Als meine Lieblingskusine galt lange Zeit Kusine Irene. Sie hatte als Kind das Talent dabei zu sein bei uns größeren, weil sie erstaunliche Durchsetzungskräfte besaß.
Als Kleinstkind nannte sie sich „Nenni“ und liebte es einen „Fotz“ zu machen. So nannten das damals die Erwachsenen: „Schaut, sie macht schon wieder den Fotz.“ Das ging so, sie spitzte die Lippen aufs Äußerste und sah dabei böse drein. Später griff sie auch zu anderen Maßnahmen. Sie war so kräftig, dass sie, als sie einmal bei mir in den Ferien war, eine Holzwäschestange ausriss und diese Thomas auf den Kopf knallte. Da musste sie in der Ecke stehen, ich weiß noch, dass mich das freute, ich war ja gänzlich brav und rächte mich an anderen Kindern nur im Verborgenen.
Mein Großvater, allerliebst, hatte die Aufgabe, auf Kusine Irene seit Babytagen aufzupassen. Eine Aufgabe, die ihm immer schwerer fiel, da Irene natürlich nicht gänzlich brav folgte und eigene Wege ging, sie lief ihm gerne auf der bekannten Semmeringer Hochstraße davon. Das wiederum brachte meinem Großvater Bekanntheit ein. Die Gäste, das waren alle Leute für uns, denen man sofort ansah, dass sie keine Semmeringer waren, sagten: „Ach, der liebe Großvater und seine lieben Enkelinen.“ Irene hatte den größten Kinderwagen, den man sich nur vorstellen kann, er wurde die blaue Kutsche genannt. Wenn wir mit der blauen Kutsche unterwegs waren, konnten sich noch zwei Kinder an der Seite des Wagens anhängen, dann brauchten wir den Gehsteig der Hochstraße ganz für uns allein. Jeder musste ausweichen. Die Gäste mussten wir immer schön laut grüßen. Am Semmering spricht man hochdeutsch.
Großvater flocht uns Mädchen vor dem Spaziergang die Zöpfe, das dauerte unendlich lang, ich habe viele Kusinen. Er hatte so weiche Hände, das machte sicher auch die Babycreme von Irene, und er hatte sehr viel Geduld und das Scheitelziehen allein dauerte eine kleine Ewigkeit. Wichtig war, dass die Zöpfe exakt symmetrisch waren und die Spangen oder Maschen nach vorne sahen. Irene saß auch nicht ruhig beim Zöpfeflechten. Sie aß nicht alles auf, sie aß überhaupt nur, was schmeckte, sie hatte ein gesundes Trotzpotential.
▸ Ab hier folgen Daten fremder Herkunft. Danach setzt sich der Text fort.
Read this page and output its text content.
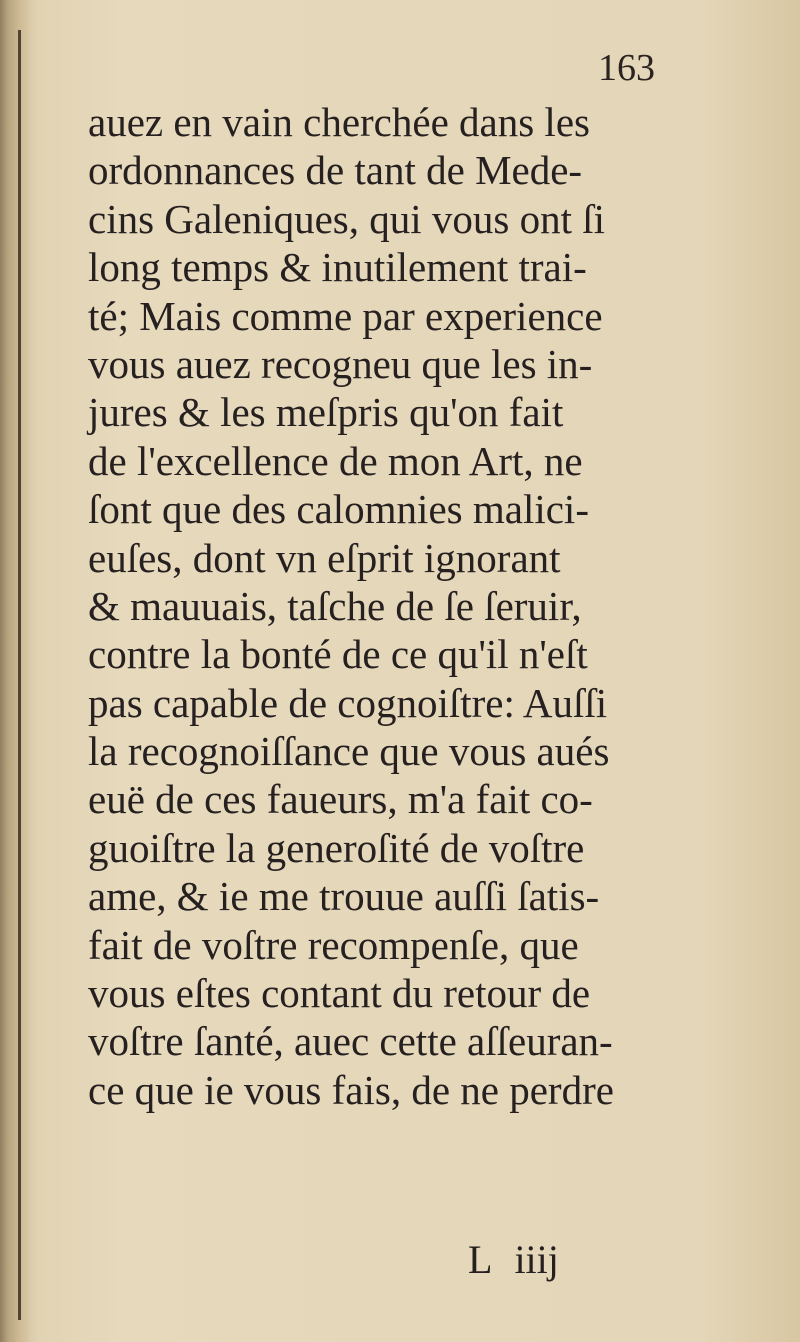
163
auez en vain cherchée dans les
ordonnances de tant de Mede-
cins Galeniques, qui vous ont ſi
long temps & inutilement trai-
té; Mais comme par experience
vous auez recogneu que les in-
jures & les meſpris qu'on fait
de l'excellence de mon Art, ne
ſont que des calomnies malici-
euſes, dont vn eſprit ignorant
& mauuais, taſche de ſe ſeruir,
contre la bonté de ce qu'il n'eſt
pas capable de cognoiſtre: Auſſi
la recognoiſſance que vous aués
euë de ces faueurs, m'a fait co-
guoiſtre la generoſité de voſtre
ame, & ie me trouue auſſi ſatis-
fait de voſtre recompenſe, que
vous eſtes contant du retour de
voſtre ſanté, auec cette aſſeuran-
ce que ie vous fais, de ne perdre
L iiij
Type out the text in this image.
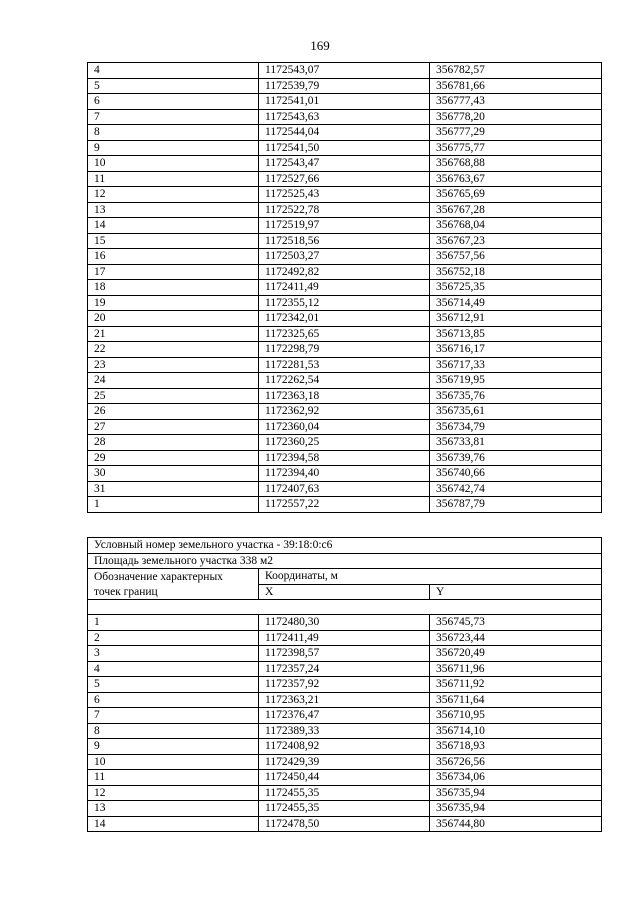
169
4	1172543,07	356782,57
5	1172539,79	356781,66
6	1172541,01	356777,43
7	1172543,63	356778,20
8	1172544,04	356777,29
9	1172541,50	356775,77
10	1172543,47	356768,88
11	1172527,66	356763,67
12	1172525,43	356765,69
13	1172522,78	356767,28
14	1172519,97	356768,04
15	1172518,56	356767,23
16	1172503,27	356757,56
17	1172492,82	356752,18
18	1172411,49	356725,35
19	1172355,12	356714,49
20	1172342,01	356712,91
21	1172325,65	356713,85
22	1172298,79	356716,17
23	1172281,53	356717,33
24	1172262,54	356719,95
25	1172363,18	356735,76
26	1172362,92	356735,61
27	1172360,04	356734,79
28	1172360,25	356733,81
29	1172394,58	356739,76
30	1172394,40	356740,66
31	1172407,63	356742,74
1	1172557,22	356787,79
Условный номер земельного участка - 39:18:0:с6		
Площадь земельного участка 338 м2		
Обозначение характерных	Координаты, м	
точек границ	X	Y

1	1172480,30	356745,73
2	1172411,49	356723,44
3	1172398,57	356720,49
4	1172357,24	356711,96
5	1172357,92	356711,92
6	1172363,21	356711,64
7	1172376,47	356710,95
8	1172389,33	356714,10
9	1172408,92	356718,93
10	1172429,39	356726,56
11	1172450,44	356734,06
12	1172455,35	356735,94
13	1172455,35	356735,94
14	1172478,50	356744,80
Irenes andere Großeltern führten damals das elegante Hotel Wagner. Dort stiegen damals hauptsächlich reiche alte Damen ab, uninteressant für uns Kinder und grüßen musste man umso lauter.
Doch eines Tages, stieg das Ehepaar Jonas im Wagner ab. Herr Bundespräsident Jonas war für uns schon interessanter. So kam es, dass Irene und der Großvater auch dem Bundespräsidenten auf der Hochstraße begegneten. Die Presse war sogleich zur Stelle, ein Blitzlichtgewitter, es entstand ein Titelbild für die Kronenzeitung: Im Hintergrund Großvater Neumayer, ganz scharf: Bundespräsident Jonas und Kusine Irene geben sich die Hand.